Ella retrocedió, y Ben comprendió que debía de haberla asustado. La anciana se limitó a señalar el paquete que había junto a su puerta y que Ben no había visto. Antes de que él se agachara para recogerlo, los piececillos de pájaro de la señora Fowler comenzaron a arrastrarse escaleras abajo.

– Gracias, señora Fowler -dijo Ben alzando la voz, y sonrió al darse cuenta de que parecía Jack Nicholson en El resplandor. Aunque, de todos modos, ella no lo habría notado. Seguramente la vieja ni siquiera le había oído.

El paquete era ligero y estaba envuelto en papel marrón corriente. No sonaba nada dentro, y no llevaba etiquetas; sólo su nombre escrito con rotulador negro. A veces el laboratorio fotográfico que había calle abajo le mandaba suministros, pero no recordaba haber pedido nada.

Dejó el paquete en la encimera de la cocina, agarró un cuchillo y comenzó a cortar el envoltorio. Cuando abrió la tapa de la caja, notó que el material de embalaje tenía una extraña textura; parecían cachitos de plástico marrón. No le dio importancia y metió la mano en la caja, buscando a tientas lo que había dentro.

El material de embalaje comenzó a moverse.

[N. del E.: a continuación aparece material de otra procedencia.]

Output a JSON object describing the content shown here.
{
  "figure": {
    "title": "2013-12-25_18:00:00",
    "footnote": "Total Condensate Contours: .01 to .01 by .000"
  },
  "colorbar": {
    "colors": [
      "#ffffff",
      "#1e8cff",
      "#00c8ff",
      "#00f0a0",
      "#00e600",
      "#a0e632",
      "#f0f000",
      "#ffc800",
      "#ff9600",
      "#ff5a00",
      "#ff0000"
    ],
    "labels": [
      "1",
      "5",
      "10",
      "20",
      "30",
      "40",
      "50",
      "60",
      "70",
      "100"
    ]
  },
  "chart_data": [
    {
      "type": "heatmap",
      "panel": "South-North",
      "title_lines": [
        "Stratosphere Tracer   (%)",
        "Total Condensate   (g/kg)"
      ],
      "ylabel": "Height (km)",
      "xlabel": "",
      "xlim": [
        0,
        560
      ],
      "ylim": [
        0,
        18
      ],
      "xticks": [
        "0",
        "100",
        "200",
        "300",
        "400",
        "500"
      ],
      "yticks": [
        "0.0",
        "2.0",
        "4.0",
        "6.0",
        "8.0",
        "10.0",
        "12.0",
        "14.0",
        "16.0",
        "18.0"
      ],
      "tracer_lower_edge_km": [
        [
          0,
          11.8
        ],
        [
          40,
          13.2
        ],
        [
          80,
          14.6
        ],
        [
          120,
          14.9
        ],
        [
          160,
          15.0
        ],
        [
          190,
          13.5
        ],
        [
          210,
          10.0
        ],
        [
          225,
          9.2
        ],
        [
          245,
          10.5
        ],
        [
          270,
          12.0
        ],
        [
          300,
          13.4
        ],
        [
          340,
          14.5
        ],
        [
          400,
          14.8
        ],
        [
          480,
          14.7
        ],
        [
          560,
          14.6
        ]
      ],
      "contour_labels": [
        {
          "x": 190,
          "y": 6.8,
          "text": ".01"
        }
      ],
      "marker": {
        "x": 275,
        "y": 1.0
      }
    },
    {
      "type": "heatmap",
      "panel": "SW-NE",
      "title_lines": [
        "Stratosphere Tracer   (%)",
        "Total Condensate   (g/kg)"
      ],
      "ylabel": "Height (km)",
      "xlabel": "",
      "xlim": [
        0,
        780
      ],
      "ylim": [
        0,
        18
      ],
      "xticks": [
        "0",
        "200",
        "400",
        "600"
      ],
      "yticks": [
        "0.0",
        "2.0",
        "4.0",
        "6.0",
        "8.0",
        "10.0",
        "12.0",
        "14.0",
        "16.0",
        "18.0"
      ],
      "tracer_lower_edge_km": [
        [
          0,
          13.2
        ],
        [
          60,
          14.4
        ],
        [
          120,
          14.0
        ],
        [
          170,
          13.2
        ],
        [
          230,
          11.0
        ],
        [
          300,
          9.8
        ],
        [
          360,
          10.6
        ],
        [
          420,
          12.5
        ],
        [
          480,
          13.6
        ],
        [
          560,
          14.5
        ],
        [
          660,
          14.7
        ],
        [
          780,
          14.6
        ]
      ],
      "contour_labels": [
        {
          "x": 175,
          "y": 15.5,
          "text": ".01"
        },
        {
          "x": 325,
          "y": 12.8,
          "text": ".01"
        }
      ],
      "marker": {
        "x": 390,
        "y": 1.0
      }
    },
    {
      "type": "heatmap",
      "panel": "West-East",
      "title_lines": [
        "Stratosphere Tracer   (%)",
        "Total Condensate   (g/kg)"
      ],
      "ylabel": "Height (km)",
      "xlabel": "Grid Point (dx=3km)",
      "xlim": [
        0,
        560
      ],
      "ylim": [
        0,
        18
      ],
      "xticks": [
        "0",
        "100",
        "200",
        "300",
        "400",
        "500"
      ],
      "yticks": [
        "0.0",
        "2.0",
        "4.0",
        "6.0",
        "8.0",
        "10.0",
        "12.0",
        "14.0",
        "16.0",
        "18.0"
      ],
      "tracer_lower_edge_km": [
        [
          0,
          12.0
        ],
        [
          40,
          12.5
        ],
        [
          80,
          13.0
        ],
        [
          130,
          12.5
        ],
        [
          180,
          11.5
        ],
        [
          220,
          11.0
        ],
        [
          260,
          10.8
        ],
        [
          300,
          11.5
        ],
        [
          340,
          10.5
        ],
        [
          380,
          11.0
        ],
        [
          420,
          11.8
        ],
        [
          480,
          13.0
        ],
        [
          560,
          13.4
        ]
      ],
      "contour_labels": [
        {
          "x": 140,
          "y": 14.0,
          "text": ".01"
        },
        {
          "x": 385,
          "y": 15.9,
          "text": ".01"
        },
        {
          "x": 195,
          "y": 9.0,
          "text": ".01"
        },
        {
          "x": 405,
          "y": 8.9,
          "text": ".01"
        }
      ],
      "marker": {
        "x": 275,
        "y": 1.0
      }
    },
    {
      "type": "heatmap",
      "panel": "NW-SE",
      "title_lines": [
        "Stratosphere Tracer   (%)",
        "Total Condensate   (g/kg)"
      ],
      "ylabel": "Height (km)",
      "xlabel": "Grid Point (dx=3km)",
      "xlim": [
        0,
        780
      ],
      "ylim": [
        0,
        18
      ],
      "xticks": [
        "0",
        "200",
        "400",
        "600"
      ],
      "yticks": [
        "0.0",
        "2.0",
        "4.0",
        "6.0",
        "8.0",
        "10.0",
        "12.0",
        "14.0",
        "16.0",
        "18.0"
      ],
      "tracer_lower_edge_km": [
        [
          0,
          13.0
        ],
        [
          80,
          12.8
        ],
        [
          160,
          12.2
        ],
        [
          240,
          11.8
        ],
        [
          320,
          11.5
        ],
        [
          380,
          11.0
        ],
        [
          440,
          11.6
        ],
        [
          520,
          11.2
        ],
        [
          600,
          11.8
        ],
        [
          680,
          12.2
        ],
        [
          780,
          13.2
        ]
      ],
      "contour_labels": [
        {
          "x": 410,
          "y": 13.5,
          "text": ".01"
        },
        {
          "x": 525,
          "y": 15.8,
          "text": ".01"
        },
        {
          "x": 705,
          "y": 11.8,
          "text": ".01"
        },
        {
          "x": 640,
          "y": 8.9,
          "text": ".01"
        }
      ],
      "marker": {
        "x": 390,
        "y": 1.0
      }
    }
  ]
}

¿O eran el cansancio y los vapores del revelado, que le estaban jugando una mala pasada?

En cuestión de segundos, aquellos cachitos marrones cobraron vida. ¡Mierda! El contenido de la caja comenzó a salir por sus lados y a subir por el brazo de Ben.

Ben agitó el brazo y comenzó a dar manotazos, tumbó la caja, y de ella salieron corriendo cientos de cucarachas que se dispersaron por el suelo de su salón.